Orang yang ditunjuk membeli makanan itu, tiba-tiba di tengah perjalanan timbul niat jahat dalam hatinya, untuk membubuhi makanan yang akan dibelinya dengan racun  agar teman berdua yang tengah menunggu harta karun tadi mati ketika memakan makanan itu. Dengan begitu, ia lebih leluasa dan dapat mengambil seluruh timbunan kekayaan  itu hanya untuk dirinya sendiri. Ia sungguh-sungguh melakukan niat jahatnya itu, dengan meracuni makanan yang baru dibelinya.

Sementara itu, dua rekannya yang tengah menunggu harta karun pun telah sepakat untuk membunuh seorang temannya begitu kembali dari membeli makanan, dengan harapan timbunan kekayaan itu hanya dibagi dua. Setelah pembeli makanan sampai ke tempat semula, kedua rekannya langsung membunuhnya secara sadis.

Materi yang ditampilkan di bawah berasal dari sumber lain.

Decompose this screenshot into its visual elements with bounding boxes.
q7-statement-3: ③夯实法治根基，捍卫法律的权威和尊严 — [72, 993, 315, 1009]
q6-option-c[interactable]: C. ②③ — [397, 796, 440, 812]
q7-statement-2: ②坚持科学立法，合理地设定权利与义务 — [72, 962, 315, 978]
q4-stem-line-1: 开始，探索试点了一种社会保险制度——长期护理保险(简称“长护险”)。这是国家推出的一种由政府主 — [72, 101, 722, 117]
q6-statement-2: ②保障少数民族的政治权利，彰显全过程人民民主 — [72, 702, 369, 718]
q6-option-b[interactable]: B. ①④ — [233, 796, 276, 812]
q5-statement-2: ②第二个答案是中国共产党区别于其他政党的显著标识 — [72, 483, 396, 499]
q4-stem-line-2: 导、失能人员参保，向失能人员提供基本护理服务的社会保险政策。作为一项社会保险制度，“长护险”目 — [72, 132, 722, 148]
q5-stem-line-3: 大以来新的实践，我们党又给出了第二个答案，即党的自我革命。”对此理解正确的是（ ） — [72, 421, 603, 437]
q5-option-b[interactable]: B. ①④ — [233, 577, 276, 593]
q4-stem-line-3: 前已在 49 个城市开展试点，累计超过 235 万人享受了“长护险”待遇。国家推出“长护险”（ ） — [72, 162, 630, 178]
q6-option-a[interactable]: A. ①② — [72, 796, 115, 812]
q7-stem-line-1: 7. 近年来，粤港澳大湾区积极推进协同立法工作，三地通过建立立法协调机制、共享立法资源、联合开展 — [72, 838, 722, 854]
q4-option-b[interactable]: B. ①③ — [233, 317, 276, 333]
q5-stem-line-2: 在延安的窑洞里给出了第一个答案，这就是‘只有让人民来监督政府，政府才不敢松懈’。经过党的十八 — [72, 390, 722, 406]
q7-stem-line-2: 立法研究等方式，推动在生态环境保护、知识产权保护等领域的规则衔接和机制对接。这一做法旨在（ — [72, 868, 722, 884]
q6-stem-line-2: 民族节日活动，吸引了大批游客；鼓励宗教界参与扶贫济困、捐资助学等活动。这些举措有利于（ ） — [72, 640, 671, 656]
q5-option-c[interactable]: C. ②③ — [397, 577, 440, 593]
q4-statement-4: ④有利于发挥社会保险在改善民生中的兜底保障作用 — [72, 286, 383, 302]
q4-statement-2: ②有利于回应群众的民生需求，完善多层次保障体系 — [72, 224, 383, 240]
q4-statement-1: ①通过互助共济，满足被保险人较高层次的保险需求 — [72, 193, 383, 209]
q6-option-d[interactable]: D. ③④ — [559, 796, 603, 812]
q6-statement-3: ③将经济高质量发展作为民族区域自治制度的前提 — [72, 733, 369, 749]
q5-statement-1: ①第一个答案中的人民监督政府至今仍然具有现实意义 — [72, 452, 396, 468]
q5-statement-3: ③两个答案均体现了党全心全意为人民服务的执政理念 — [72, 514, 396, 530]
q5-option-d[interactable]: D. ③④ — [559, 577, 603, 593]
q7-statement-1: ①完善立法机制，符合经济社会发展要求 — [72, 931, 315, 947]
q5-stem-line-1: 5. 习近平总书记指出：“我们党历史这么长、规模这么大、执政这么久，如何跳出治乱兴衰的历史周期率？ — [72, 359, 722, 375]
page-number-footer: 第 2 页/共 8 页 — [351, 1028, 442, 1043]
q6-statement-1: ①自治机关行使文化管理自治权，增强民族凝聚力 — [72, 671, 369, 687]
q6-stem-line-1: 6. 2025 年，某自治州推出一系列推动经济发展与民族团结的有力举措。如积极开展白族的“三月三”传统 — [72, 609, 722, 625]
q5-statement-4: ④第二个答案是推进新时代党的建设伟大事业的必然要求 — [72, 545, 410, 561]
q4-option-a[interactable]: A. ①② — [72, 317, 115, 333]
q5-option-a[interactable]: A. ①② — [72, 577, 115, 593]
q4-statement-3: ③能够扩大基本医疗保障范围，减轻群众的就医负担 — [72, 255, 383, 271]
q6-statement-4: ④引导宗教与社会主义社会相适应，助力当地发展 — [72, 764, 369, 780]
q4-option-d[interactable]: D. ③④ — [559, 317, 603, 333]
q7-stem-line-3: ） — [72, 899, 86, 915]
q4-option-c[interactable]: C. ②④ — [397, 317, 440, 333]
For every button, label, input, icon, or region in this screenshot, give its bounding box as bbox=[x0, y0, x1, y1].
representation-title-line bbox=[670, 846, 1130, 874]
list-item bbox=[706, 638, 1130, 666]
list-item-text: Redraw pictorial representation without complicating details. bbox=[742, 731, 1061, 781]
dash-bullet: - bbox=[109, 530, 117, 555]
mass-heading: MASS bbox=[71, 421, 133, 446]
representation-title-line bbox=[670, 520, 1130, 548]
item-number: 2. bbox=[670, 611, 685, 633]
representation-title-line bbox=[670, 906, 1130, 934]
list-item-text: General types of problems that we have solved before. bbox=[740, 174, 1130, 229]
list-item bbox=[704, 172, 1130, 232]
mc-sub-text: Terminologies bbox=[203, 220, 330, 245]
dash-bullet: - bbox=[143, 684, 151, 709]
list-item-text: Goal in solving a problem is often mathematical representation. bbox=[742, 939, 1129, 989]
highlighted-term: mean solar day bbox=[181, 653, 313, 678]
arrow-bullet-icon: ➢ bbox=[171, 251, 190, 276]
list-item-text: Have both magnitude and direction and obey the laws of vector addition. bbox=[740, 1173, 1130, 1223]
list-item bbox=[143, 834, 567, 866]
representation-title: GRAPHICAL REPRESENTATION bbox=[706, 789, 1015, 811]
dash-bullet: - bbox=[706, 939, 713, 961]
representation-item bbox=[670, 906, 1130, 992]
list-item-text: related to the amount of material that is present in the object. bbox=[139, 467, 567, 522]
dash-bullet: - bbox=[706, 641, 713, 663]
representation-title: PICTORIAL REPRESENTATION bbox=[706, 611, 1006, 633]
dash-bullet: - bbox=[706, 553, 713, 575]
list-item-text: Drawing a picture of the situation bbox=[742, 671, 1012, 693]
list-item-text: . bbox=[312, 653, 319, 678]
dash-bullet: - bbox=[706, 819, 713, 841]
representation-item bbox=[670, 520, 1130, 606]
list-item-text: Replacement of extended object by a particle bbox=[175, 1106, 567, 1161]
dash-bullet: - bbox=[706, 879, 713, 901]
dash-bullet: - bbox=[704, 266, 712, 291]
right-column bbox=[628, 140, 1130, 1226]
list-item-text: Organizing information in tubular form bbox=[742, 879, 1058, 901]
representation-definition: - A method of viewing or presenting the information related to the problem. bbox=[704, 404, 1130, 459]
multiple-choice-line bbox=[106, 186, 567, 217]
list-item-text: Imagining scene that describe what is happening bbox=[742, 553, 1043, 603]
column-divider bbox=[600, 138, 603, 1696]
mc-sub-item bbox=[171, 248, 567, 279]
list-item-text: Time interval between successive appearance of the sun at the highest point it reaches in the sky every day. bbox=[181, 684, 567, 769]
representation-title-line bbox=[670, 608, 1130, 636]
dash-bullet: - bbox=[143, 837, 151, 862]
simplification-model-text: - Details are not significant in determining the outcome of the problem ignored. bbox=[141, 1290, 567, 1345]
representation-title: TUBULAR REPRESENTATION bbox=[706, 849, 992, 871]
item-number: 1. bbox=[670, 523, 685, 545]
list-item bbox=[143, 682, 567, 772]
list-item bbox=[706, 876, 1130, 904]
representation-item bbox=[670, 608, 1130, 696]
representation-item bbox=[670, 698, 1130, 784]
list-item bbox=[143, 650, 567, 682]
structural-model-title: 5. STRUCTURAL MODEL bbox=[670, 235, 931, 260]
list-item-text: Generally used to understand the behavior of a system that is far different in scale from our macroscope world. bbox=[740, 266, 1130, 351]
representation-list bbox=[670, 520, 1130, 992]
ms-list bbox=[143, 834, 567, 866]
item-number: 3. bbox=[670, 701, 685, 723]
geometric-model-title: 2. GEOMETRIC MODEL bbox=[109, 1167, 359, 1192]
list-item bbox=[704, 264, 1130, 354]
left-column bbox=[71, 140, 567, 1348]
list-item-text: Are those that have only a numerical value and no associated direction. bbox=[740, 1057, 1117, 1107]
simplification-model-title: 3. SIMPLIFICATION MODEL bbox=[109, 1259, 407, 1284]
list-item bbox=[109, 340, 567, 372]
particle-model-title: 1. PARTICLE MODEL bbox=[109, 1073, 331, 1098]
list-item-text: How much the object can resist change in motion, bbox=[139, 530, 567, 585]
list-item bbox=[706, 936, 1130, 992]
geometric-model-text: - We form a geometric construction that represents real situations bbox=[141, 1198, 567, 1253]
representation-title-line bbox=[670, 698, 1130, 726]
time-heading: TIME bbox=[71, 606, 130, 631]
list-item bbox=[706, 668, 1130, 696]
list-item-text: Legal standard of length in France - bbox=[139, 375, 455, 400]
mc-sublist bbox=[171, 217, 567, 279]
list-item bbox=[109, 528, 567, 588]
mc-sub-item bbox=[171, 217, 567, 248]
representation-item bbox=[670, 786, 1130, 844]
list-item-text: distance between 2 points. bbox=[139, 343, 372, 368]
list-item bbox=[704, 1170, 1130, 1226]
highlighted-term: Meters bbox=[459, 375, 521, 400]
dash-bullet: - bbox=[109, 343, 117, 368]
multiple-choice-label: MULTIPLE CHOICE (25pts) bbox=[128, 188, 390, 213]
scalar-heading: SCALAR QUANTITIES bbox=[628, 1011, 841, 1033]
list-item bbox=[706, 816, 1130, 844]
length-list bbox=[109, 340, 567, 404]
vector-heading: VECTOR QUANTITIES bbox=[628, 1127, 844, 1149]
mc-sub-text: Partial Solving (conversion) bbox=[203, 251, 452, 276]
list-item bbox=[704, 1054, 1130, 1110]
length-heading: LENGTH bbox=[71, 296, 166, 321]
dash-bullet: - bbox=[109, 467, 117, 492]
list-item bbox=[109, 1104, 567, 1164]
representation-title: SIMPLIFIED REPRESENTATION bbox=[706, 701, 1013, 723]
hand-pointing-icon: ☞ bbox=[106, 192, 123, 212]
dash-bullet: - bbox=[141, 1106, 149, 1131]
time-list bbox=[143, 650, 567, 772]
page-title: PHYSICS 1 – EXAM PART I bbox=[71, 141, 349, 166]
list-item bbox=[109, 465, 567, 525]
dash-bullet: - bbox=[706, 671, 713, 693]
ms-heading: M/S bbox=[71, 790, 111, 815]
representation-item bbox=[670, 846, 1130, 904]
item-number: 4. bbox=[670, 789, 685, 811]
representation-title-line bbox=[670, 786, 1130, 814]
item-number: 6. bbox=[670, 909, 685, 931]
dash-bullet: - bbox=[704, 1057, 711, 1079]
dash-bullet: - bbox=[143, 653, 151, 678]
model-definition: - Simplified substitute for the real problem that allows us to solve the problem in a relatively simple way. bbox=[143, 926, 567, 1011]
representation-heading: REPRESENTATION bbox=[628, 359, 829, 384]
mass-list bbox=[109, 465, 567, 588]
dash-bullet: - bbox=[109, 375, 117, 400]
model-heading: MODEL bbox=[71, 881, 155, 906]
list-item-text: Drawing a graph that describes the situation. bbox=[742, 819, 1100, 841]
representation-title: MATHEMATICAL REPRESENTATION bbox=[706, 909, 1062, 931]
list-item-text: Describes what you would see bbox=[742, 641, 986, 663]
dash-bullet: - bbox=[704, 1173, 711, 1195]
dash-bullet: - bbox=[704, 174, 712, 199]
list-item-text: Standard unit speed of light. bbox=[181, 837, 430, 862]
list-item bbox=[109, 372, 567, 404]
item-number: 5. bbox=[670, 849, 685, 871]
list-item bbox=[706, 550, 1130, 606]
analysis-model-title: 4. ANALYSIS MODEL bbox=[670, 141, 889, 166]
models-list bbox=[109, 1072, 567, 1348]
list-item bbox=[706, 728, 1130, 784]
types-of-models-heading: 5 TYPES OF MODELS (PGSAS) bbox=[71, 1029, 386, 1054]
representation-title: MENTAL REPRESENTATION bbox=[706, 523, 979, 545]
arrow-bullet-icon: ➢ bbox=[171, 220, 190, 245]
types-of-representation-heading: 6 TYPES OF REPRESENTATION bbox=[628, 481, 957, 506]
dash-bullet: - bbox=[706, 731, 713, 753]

Setelah temannya tidak bernyawa lagi, keduanya pun langsung menyantap makanan beracun yang dibawa oleh rekannya yang sudah mati lebih dahulu. Apa hendak dikata, ternyata kedua rekan yang terakhir ini pun mati menemui ajal dengan cara yang mengenaskan.

Konon Nabi Isa  sempat mengunjungi tempat kejadian itu, dan kepada pendukungnya yang setia (al-Hawariyyun), ia berkata, “Lihat, inilah dunia. Bagaimana ia telah membunuh tiga orang itu secara bersamaan. Setelah mereka, tentu akan banyak lagi korban-korban berguguran dari para pemburu dan pencinta dunia.”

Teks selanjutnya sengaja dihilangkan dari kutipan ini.